Читаем Литератор Писарев полностью

— Объяснить, почему я очертя голову согласился, по предложению Баллода, написать статью, я могу только указанием на весь мой характер (старая песня, слово в слово по протоколу комиссии: характер всему причина, темперамент; сейчас про сумасшедший дом вспомнит). Человек благоразумный не сделал бы этого (вот как вы полагаете? и вину свою, стало быть, видите в неосторожности? а другие, значит, не сочиняют прокламаций лишь потому, что заранее догадываются, чем это пахнет?), а я сделал это из мальчишеского ухарства (как вам нравится? И ведь это он — господи, прости — действительно так думает, что судят его за то, что он «сделал»: не за умысел кровавый против государя и государства, а за то, что поспешил высказаться!). Кроме того, я страдал тогда оттого, что любимая мною женщина вышла замуж за другого (начинается!); я был расстроен закрытием «Русского слова» (ну, еще бы!). Написать статью было недолго, и я не успел одуматься (ай-ай-ай, вот беспечность-то!), когда Баллод был уже захвачен с моею статьею.
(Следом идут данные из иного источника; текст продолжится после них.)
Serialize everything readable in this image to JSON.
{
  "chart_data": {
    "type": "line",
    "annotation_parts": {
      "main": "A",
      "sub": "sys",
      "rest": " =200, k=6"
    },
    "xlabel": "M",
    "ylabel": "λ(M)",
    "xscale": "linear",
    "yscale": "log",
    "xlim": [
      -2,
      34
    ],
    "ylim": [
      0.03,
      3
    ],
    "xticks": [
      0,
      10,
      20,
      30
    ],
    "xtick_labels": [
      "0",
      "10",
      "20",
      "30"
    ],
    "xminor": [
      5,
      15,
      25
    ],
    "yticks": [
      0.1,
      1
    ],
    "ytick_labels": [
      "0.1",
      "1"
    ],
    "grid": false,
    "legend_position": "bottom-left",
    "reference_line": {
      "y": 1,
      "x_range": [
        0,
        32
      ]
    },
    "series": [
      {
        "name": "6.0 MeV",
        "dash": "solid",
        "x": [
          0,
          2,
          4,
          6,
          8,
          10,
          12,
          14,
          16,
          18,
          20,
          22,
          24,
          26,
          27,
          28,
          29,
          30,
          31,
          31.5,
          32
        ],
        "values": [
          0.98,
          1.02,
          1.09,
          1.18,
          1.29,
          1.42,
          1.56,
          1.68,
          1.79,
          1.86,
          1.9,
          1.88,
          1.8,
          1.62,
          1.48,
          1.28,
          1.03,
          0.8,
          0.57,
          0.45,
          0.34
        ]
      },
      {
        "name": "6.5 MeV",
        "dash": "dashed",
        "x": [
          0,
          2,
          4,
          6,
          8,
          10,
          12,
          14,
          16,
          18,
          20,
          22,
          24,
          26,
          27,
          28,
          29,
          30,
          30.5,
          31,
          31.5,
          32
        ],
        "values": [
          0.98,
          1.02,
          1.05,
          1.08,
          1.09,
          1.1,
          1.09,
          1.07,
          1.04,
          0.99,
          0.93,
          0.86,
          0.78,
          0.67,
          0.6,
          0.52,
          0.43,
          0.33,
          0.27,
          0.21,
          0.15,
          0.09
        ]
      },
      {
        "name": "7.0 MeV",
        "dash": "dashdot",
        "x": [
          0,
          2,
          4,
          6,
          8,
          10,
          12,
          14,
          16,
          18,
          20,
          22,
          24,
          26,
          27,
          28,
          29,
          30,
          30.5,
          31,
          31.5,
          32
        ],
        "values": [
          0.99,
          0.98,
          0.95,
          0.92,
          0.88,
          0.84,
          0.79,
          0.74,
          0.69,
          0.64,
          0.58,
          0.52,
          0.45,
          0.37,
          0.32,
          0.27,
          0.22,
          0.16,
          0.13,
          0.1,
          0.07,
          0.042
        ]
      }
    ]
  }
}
В июле прошлого года, на допросе в комиссии преступник выказал больше горести или хотя бы только страха. Напирал на молодость, на болезнь, переигрывал, пожалуй, — кто на его месте удержался бы от этого? — но все-таки признавал свои заблуждения, просил дать возможность их загладить, пускай не от чистого сердца, но умолял. А теперь — как будто длительное заключение, вместо того чтобы смягчить и вразумить, ожесточило его, — теперь он осмеливался намекать, что не нуждается ни в чьем великодушии, что ему довольно было бы и справедливости, что он имеет о ней какое-то понятие и располагает, вообразите, доводами в свою защиту:

— Ни в моем предыдущем поведении, ни в моих бумагах, ни в книгах, ни в журнальных моих статьях нет никаких фактов (фактов нету, надо же; беда, и только!), которые указывали бы на обдуманное намерение и установившиеся политические убеждения. Баллод предложил мне написать резкую декламацию, — я так и сделал. Эти показания вполне истинны, я готов подтвердить их даже под присягою.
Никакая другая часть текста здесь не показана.